Fame came after eight long years of playing with Blues Traveler. Their fourth album, Four, was released in late 1994 and exploded, catapulting Blues Traveler to a whole new level of notoriety. The single “Run Around” not only won a Grammy, but also broke a record for most weeks on the chart.
“In a way we expected everything to go huge,” he said. “When we got our first record and they made a video off of it, they would show it at minor league hockey games. We thought it was the coolest thing ever, but it was just terrible, actually [laughs]. So at every little increment, you think you’ve made it. But when Four really took off that’s when we realized, ‘Wow this is what making it feels like.’ It had been a really long climb, but the record company told us they were gonna break Blues Traveler that year and suddenly we were playing for all these Z Rock radio stations. They would have you come in and play for their DJ’s because they knew after they put you in heavy rotation, they wouldn’t be able to even contact you anymore. It was like, ‘Tomorrow we’re gonna make you huge!’ and suddenly 12-year-olds wanted to buy our record.”

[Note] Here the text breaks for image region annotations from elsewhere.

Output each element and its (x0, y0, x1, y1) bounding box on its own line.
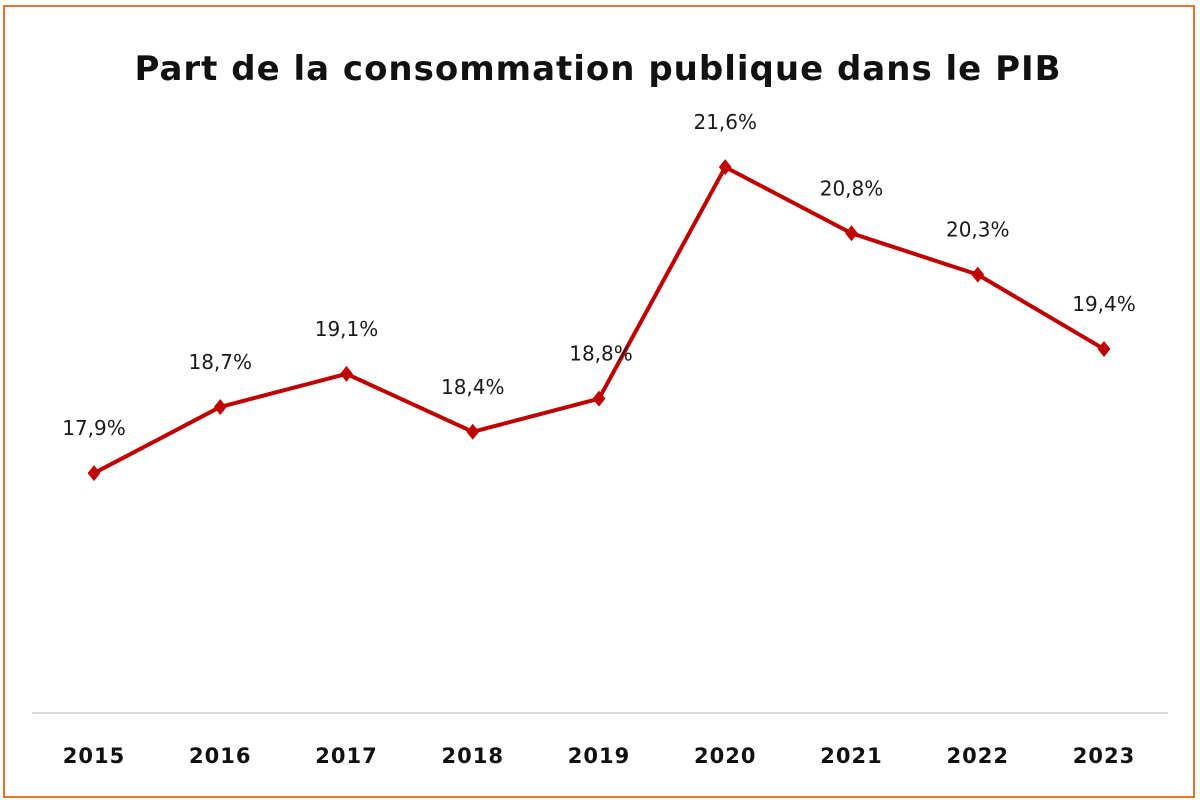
x-axis-ticks: 2015 2016 2017 2018 2019 2020 2021 2022 2023 (63, 744, 1135, 768)
x-tick-label: 2016 (189, 744, 251, 768)
data-point-marker (466, 423, 480, 440)
data-point-marker (718, 159, 732, 176)
x-tick-label: 2017 (315, 744, 377, 768)
data-label: 20,3% (946, 218, 1010, 242)
data-label: 18,4% (441, 375, 505, 399)
data-point-marker (213, 398, 227, 415)
data-point-marker (592, 390, 606, 407)
data-labels: 17,9% 18,7% 19,1% 18,4% 18,8% 21,6% 20,8% 20,3%… (62, 110, 1136, 440)
data-label: 20,8% (820, 176, 884, 200)
data-point-marker (1097, 341, 1111, 358)
x-tick-label: 2023 (1073, 744, 1135, 768)
data-point-marker (845, 225, 858, 242)
data-label: 18,8% (569, 342, 633, 366)
series-markers (87, 159, 1111, 482)
x-tick-label: 2019 (568, 744, 630, 768)
chart-title: Part de la consommation publique dans le… (134, 49, 1061, 89)
data-label: 19,1% (315, 317, 379, 341)
x-tick-label: 2022 (947, 744, 1009, 768)
data-label: 21,6% (693, 110, 757, 134)
data-label: 17,9% (62, 416, 126, 440)
data-point-marker (87, 465, 101, 482)
x-tick-label: 2018 (442, 744, 504, 768)
series-line-group (93, 165, 1106, 475)
x-tick-label: 2015 (63, 744, 125, 768)
data-point-marker (971, 266, 985, 283)
x-tick-label: 2020 (694, 744, 756, 768)
x-tick-label: 2021 (820, 744, 882, 768)
series-line (93, 165, 1106, 475)
data-label: 18,7% (188, 350, 252, 374)
data-label: 19,4% (1072, 292, 1136, 316)
data-point-marker (340, 365, 353, 382)
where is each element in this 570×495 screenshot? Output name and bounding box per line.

Blues Traveler had perhaps the weirdest fan base ever, and possibly still does. Popper will be the first to admit that.
“There were our normal fans who were a bunch of hippies and then 50 million 12- year-olds who hate every other song we play except “Hook” and “Runaround.” And when you play those two hits, it’s like a Beatles concert. Meanwhile, all our regular fans are ‘Dead’ dancing to all our other songs and then they have to stand there disgusted while we play those hits. It was very hard to keep the two factions from killing each other. I think someone at the record company put it best: ‘We managed to be on the top of the charts just long enough without pissing everybody off.’”
Currently on the Under the Sun Tour, Blues Traveler makes a stop in Omaha on June 27 with Sugar Ray, Uncle Kracker and Smash Mouth for the Bank of the West Celebrates America free concert at Memorial Park.